The understanding of the pathogenetic mechanisms of pSS in general, and the role of B cells and plasma cells, in particular, is rapidly expanding. As discussed, -omic approaches will be another asset to elucidate further the complexity of the pathogenesis of pSS and to establish known and novel biomarkers for early diagnosis, measurement of disease activity, and definition of subgroups of pSS patients that might be susceptible to a particular treatment.

Many biological DMARDs are currently available and even more are in development to target various molecules involved in the cascade of hyperactive B cells and plasma cells including biologicals that can interfere with a large number of relevant cytokines and chemokines. In addition, non-biological drugs that inhibit B-cell receptor signaling molecules and cytokine receptors have become available. Because B-cell receptor signaling plays an important role in the autoimmune process, targeting important molecules of this pathway, such as Syk and Btk [89], is presumed to be a promising new approach for treatment of pSS too. A major potential disadvantage of all these therapies is that not only harmful autoimmune responses are affected but also beneficial humoral responses.

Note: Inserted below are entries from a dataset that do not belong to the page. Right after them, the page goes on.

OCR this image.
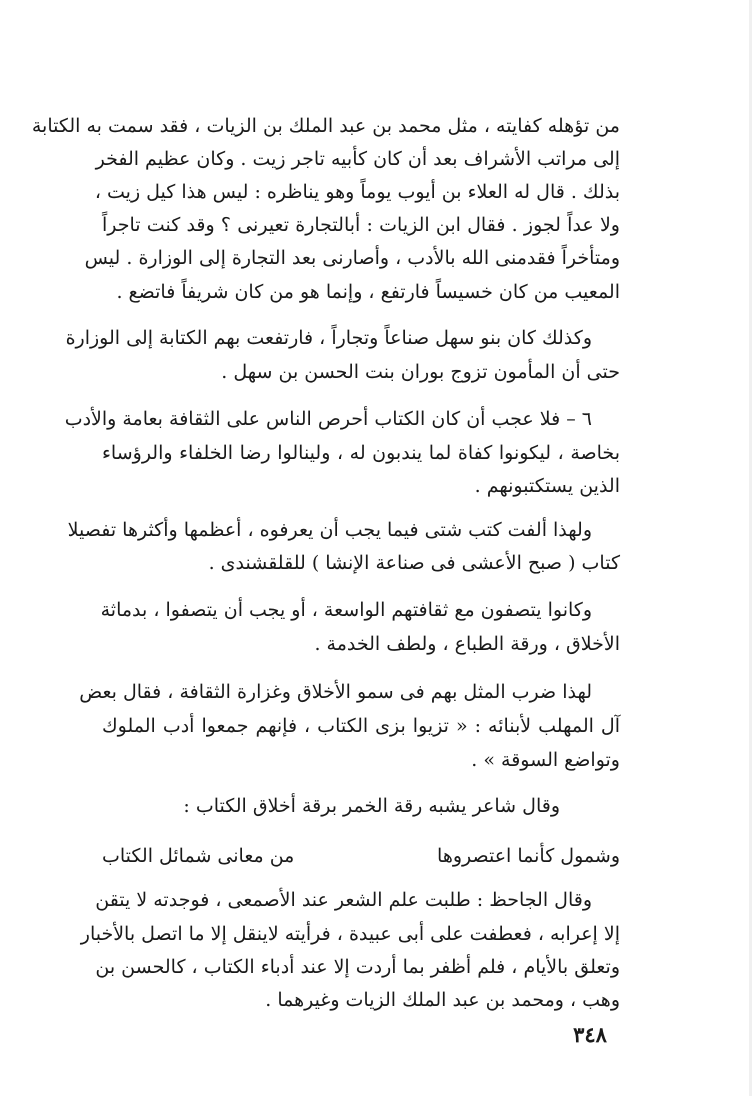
من تؤهله كفايته ، مثل محمد بن عبد الملك بن الزيات ، فقد سمت به الكتابة
إلى مراتب الأشراف بعد أن كان كأبيه تاجر زيت . وكان عظيم الفخر
بذلك . قال له العلاء بن أيوب يوماً وهو يناظره : ليس هذا كيل زيت ،
ولا عداً لجوز . فقال ابن الزيات : أبالتجارة تعيرنى ؟ وقد كنت تاجراً
ومتأخراً فقدمنى الله بالأدب ، وأصارنى بعد التجارة إلى الوزارة . ليس
المعيب من كان خسيساً فارتفع ، وإنما هو من كان شريفاً فاتضع .
وكذلك كان بنو سهل صناعاً وتجاراً ، فارتفعت بهم الكتابة إلى الوزارة
حتى أن المأمون تزوج بوران بنت الحسن بن سهل .
٦ – فلا عجب أن كان الكتاب أحرص الناس على الثقافة بعامة والأدب
بخاصة ، ليكونوا كفاة لما يندبون له ، ولينالوا رضا الخلفاء والرؤساء
الذين يستكتبونهم .
ولهذا ألفت كتب شتى فيما يجب أن يعرفوه ، أعظمها وأكثرها تفصيلا
كتاب ( صبح الأعشى فى صناعة الإنشا ) للقلقشندى .
وكانوا يتصفون مع ثقافتهم الواسعة ، أو يجب أن يتصفوا ، بدماثة
الأخلاق ، ورقة الطباع ، ولطف الخدمة .
لهذا ضرب المثل بهم فى سمو الأخلاق وغزارة الثقافة ، فقال بعض
آل المهلب لأبنائه : « تزيوا بزى الكتاب ، فإنهم جمعوا أدب الملوك
وتواضع السوقة » .
وقال شاعر يشبه رقة الخمر برقة أخلاق الكتاب :
وشمول كأنما اعتصروها
من معانى شمائل الكتاب
وقال الجاحظ : طلبت علم الشعر عند الأصمعى ، فوجدته لا يتقن
إلا إعرابه ، فعطفت على أبى عبيدة ، فرأيته لاينقل إلا ما اتصل بالأخبار
وتعلق بالأيام ، فلم أظفر بما أردت إلا عند أدباء الكتاب ، كالحسن بن
وهب ، ومحمد بن عبد الملك الزيات وغيرهما .
٣٤٨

Besides a better understanding of the pathogenetic process and the availability of biological and synthetic DMARDs, assessment of disease activity in pSS is an essential step to rate efficacy of the treatment. With the development and validation of ESSDAI and ESSPRI, important tools have become available for rating the disease activity and patients’ complaints in pSS. Both indices are complementary and should be used together in addition to objective measurements of dryness and biological markers of disease activity [90]. A change of ESSDAI of at least three points or a change of ESSPRI with at least one point or 15% seems reasonable to show a clinically relevant effect (Seror et al. [91]). The ClinESSDAI , a modification of ESSDAI to score disease activity independent of B-cell biomarkers, should be used (1) in biological/clinical studies to avoid data collinearity, (2) in clinical trials, as secondary endpoint, to detect change independent of biological effect of the drug, and (3) in clinical practice to assess disease activity for visits where immunological tests have not been done [92]. In a real-life cohort, it was shown that ClinESSDAI is indeed a valid tool to assess clinical disease activity in pSS and may be a useful secondary endpoint in clinical trials [93].

The increased knowledge on the way how to assess patients for a particular therapy, along with the emergence of new targeted therapies, will stimulate the conduction of trials and the development of effective treatment option in SS.